A dedicated change team, made up of people from key parts of the business, led the charge. Their job wasn’t just to “install” OKRs—it was to make sure leaders and teams were aligned and ready for long-term success.
Here’s what they learned along the way.
1. Make the difference clear: OKRs are not just goals
One of the first hurdles? People thought they already knew how to set goals—after all, SMART goals have been around for decades. But OKRs are different. They’re more dynamic, built to adapt as the market changes, and they force you to link strategy to measurable outcomes, not just to projects.
The biggest shift:
- Traditional goals connect objectives to projects.
- OKRs connect objectives to Key Results—and the work can change as often as needed, as long as those results stay in focus.
Tip: Don’t assume everyone “gets” OKRs right away. Show examples of good OKRs in your own context, explain the review/grading process (it’s different from the usual progress updates), and make sure teams understand why the change matters.
2. Start with leadership and start with “why”
OKRs only work when leadership is fully on board. That starts by asking: What strategic challenges are we facing? Once those are clear, it’s easier to position OKRs as a tool to solve them.
This doesn’t have to be all-or-nothing. OKRs can start small—say, in one product team or business unit with enough autonomy to set its own priorities. If it works there, it can become a pilot that inspires wider adoption.
Tip: Never launch an OKR pilot without leadership backing. Even in a small corner of the business, alignment between leaders and teams is essential.
3. Forget the one-size-fits-all recipe
There’s no universal formula for OKRs.

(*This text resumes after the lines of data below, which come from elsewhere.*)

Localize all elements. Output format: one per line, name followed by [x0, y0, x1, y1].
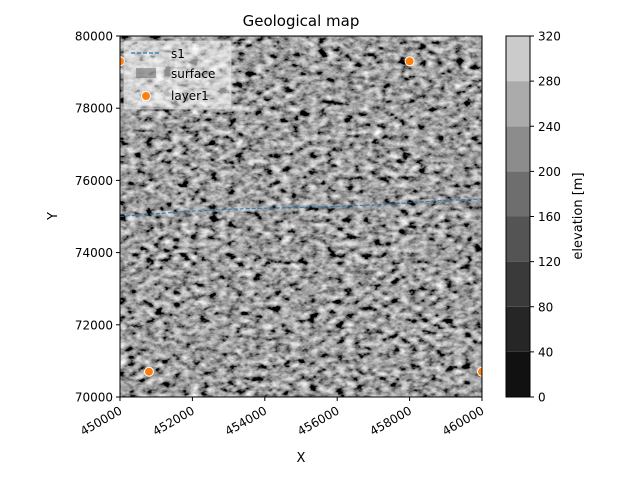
- legend-surface-label: surface: [171, 67, 215, 81]
- colorbar-label: elevation [m]: [571, 172, 586, 259]
- colorbar-ticks: 0 40 80 120 160 200 240 280 320: [530, 30, 561, 405]
- y-axis-ticks: 70000 72000 74000 76000 78000 80000: [75, 30, 120, 405]
- colorbar-segment: [506, 36, 530, 82]
- colorbar-segment: [506, 216, 530, 262]
- colorbar-tick-label: 0: [538, 391, 546, 405]
- colorbar-tick-label: 320: [538, 30, 561, 44]
- colorbar-tick-label: 40: [538, 345, 553, 359]
- legend: s1 surface layer1: [123, 40, 232, 110]
- y-axis-label: Y: [46, 212, 61, 221]
- x-tick-label: 458000: [367, 403, 414, 438]
- x-tick-label: 454000: [223, 403, 270, 438]
- y-tick-label: 76000: [75, 174, 113, 188]
- colorbar-tick-label: 280: [538, 75, 561, 89]
- legend-box: [123, 40, 232, 110]
- chart-title: Geological map: [243, 12, 360, 30]
- colorbar-segment: [506, 81, 530, 127]
- legend-layer1-swatch: [141, 91, 151, 101]
- colorbar-segment: [506, 171, 530, 217]
- y-tick-label: 74000: [75, 246, 113, 260]
- colorbar-tick-label: 80: [538, 300, 553, 314]
- y-tick-label: 72000: [75, 318, 113, 332]
- y-tick-label: 78000: [75, 102, 113, 116]
- colorbar-tick-label: 240: [538, 120, 561, 134]
- series-line-s1: [120, 198, 482, 218]
- colorbar-segment: [506, 261, 530, 307]
- legend-surface-swatch: [136, 68, 156, 78]
- legend-s1-label: s1: [171, 47, 185, 61]
- scatter-point-layer1-3: [477, 366, 482, 377]
- x-axis-ticks: 450000 452000 454000 456000 458000 460000: [78, 397, 487, 439]
- colorbar: [506, 36, 530, 397]
- colorbar-tick-label: 160: [538, 210, 561, 224]
- y-tick-label: 80000: [75, 30, 113, 44]
- colorbar-segment: [506, 306, 530, 352]
- plot-frame: [119, 35, 483, 398]
- scatter-point-layer1-1: [404, 56, 415, 67]
- scatter-point-layer1-2: [143, 366, 154, 377]
- colorbar-segment: [506, 351, 530, 397]
- colorbar-tick-label: 120: [538, 255, 561, 269]
- x-tick-label: 456000: [295, 403, 342, 438]
- colorbar-segment: [506, 126, 530, 172]
- x-tick-label: 450000: [78, 403, 125, 438]
- legend-layer1-label: layer1: [171, 89, 209, 103]
- colorbar-tick-label: 200: [538, 165, 561, 179]
- x-tick-label: 460000: [440, 403, 487, 438]
- x-axis-label: X: [297, 451, 306, 466]
- x-tick-label: 452000: [150, 403, 197, 438]
- y-tick-label: 70000: [75, 391, 113, 405]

The basic framework is simple, but the way it works in practice will depend on your culture, your market, and your specific needs.
In this case, the OKR operating model evolved over time as pilots revealed what worked and what didn’t. That flexibility was key to making the system stick.
Tip: Keep it simple at the start. Have a basic model that everyone can follow, but leave room for teams to experiment and share back what they’ve learned.
The big picture
The company’s OKR journey isn’t over—they’re still rolling it out to more countries—but the early signs are promising. Teams in the first wave are more aligned, quicker to adapt, and focused on outcomes instead of just delivering projects.
And perhaps most importantly, OKRs have become part of a bigger cultural shift—moving from a slow, siloed way of working to one that’s faster, more connected, and more competitive.
By starting small, learning fast, and improving as they went, the company turned OKRs from a “new framework” into a lasting change in how they work.